Amnesty International enfonce le clou
En novembre 2018, Amnesty International et d’autres sources ont dénoncé les allégations de torture et de harcèlement sexuel dans les prisons pour femmes. Le ministère saoudien des Médias avait démenti ces accusations, en les qualifiant d’«infondées». Amnesty International avait alors établi une liste des prisons dangereuses dans le royaume dans lesquelles sont détenues des militantes des droits de l’homme. Dans cette liste, la prison des femmes de Dammam où est incarcérée Mbayang Diop y est mentionnée.

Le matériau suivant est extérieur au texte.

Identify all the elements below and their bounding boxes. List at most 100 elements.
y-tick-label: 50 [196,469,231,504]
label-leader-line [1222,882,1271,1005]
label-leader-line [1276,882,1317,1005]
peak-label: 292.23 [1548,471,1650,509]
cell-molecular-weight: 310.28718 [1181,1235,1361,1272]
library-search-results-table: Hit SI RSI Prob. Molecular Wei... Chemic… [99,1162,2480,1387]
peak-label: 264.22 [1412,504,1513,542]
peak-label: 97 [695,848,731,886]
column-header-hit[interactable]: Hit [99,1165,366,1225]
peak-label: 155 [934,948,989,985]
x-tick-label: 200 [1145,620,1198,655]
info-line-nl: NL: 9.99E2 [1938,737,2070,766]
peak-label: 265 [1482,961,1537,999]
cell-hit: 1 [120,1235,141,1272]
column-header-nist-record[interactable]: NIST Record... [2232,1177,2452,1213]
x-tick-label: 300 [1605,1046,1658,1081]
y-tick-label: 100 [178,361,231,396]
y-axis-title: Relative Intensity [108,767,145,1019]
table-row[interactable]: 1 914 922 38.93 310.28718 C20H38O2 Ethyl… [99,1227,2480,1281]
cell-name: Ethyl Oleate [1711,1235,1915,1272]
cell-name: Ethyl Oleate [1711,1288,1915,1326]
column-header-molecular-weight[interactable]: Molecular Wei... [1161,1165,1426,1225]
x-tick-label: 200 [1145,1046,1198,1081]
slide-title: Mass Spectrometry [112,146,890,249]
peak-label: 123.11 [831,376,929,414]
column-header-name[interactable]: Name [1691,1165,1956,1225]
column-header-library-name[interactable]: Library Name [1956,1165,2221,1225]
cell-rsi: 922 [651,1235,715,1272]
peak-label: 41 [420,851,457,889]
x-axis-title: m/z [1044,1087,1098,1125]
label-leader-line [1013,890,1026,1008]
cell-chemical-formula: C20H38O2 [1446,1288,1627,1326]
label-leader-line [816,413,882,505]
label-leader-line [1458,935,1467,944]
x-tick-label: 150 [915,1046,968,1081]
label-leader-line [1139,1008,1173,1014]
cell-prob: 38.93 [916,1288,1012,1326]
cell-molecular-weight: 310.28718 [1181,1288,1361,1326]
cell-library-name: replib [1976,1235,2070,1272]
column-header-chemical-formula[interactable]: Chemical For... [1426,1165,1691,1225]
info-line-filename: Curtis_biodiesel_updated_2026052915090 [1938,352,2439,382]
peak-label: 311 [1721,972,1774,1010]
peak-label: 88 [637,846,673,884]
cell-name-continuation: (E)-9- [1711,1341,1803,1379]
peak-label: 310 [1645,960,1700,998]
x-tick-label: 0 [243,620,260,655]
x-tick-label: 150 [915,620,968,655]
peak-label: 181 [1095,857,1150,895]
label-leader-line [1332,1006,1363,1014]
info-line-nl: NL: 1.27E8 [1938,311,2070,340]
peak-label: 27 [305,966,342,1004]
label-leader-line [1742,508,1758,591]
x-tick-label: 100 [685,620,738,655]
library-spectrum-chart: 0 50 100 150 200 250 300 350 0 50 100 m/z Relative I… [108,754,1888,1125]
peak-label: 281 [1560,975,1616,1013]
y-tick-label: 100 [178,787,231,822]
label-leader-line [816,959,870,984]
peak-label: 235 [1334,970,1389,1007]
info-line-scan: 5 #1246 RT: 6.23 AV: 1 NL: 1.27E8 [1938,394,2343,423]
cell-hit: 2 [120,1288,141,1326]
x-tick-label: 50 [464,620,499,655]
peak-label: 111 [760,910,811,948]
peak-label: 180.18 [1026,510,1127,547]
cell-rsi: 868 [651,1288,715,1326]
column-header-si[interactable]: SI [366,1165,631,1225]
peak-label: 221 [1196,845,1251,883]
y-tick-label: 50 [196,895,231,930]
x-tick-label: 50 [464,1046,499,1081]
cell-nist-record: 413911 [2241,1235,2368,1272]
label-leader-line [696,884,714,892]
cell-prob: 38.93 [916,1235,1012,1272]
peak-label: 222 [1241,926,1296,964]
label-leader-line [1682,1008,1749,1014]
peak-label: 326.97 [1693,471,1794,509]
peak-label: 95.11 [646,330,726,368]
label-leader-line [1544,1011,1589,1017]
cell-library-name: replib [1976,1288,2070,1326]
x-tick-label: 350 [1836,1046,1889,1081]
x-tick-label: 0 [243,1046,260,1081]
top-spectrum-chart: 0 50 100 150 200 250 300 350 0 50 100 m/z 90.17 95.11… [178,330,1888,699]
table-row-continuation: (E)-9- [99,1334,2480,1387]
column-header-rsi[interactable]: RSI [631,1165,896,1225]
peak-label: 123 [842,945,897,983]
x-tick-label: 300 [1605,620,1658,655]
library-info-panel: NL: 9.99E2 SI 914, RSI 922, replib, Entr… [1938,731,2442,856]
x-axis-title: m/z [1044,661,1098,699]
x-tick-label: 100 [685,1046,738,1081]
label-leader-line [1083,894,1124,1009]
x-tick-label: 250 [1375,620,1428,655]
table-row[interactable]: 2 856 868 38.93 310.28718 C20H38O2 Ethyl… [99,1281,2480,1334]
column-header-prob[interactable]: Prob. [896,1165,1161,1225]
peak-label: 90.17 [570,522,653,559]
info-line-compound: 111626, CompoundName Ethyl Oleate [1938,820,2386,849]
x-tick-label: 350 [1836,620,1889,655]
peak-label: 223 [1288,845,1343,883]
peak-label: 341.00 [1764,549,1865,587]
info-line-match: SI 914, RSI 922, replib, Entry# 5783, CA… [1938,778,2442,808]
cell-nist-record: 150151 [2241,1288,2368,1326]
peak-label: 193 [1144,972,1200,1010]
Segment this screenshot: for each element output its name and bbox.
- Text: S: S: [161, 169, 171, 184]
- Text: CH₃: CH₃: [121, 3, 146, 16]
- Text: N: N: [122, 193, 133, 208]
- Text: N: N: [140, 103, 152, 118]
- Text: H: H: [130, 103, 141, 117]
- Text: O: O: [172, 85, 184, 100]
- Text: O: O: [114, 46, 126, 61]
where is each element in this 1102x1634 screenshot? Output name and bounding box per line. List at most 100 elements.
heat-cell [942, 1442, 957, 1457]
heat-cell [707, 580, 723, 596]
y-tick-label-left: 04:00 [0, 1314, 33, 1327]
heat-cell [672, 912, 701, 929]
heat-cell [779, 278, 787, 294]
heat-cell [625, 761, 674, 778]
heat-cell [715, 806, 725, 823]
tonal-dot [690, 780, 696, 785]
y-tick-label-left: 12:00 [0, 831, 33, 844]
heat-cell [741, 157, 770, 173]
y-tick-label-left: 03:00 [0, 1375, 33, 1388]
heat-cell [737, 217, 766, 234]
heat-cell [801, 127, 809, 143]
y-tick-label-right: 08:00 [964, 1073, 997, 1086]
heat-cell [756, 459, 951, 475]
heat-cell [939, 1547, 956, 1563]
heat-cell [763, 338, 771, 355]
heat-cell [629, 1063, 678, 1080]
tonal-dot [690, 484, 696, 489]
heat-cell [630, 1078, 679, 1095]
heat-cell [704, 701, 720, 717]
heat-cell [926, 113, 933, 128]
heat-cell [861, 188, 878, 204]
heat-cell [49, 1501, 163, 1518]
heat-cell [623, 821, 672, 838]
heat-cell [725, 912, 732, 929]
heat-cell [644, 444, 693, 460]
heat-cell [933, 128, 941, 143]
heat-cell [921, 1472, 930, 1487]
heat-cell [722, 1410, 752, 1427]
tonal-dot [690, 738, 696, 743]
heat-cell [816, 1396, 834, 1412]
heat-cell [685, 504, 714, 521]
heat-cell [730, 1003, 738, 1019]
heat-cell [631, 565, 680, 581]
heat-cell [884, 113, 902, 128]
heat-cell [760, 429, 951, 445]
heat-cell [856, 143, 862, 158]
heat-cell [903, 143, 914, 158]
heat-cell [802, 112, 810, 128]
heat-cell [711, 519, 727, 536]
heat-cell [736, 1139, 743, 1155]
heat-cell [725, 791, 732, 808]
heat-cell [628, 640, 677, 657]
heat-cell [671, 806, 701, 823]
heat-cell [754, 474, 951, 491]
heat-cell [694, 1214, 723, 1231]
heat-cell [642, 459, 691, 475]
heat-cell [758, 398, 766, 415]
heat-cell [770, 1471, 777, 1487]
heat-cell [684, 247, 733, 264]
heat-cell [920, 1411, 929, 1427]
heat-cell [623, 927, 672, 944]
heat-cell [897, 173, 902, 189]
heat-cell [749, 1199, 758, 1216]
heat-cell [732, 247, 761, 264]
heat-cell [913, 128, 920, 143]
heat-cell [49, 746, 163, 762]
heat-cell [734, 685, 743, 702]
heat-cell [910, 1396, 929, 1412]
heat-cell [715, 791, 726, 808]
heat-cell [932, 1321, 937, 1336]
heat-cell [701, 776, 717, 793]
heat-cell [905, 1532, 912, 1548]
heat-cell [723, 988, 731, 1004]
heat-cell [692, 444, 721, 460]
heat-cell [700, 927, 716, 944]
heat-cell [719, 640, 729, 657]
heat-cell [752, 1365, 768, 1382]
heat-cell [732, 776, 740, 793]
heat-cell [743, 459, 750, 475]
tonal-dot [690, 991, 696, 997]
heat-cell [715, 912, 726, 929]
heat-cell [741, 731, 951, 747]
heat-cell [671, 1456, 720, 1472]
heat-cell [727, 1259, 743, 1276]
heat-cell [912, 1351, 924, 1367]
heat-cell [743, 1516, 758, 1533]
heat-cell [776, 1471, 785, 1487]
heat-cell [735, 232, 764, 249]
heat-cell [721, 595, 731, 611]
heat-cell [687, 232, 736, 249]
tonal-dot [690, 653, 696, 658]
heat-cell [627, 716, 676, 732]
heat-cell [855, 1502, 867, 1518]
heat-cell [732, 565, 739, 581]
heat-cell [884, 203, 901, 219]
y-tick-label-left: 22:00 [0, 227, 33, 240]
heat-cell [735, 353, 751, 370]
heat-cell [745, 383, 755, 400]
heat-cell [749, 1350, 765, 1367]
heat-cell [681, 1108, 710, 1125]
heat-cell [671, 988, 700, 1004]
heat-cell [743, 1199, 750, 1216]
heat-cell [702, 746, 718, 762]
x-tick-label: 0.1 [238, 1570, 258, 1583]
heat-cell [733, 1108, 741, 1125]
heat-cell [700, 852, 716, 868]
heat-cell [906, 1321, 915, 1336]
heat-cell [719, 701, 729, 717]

Selon Human Rights Watch, le Mabahith (nom de la prison où est incarcéré Mbayang Diop) est une police secrète de l'Arabie Saoudite. Selon l’Ong, les membres de la Mabahith sont chargés d'arrêter les opposants politiques et autres, ou présumés comme tels, puis de les interroger. «Les agents de la Mabahith opèrent en toute impunité et sont responsables d'un large éventail de violations des droits de l'homme, y compris des arrestations arbitraires, la détention au secret et la torture. Les membres de la Mabahith auraient été responsables de la torture de détenus occidentaux arrêtés lors d'une campagne à la voiture piégée qui a commencé en 2000», soutient l’Ong.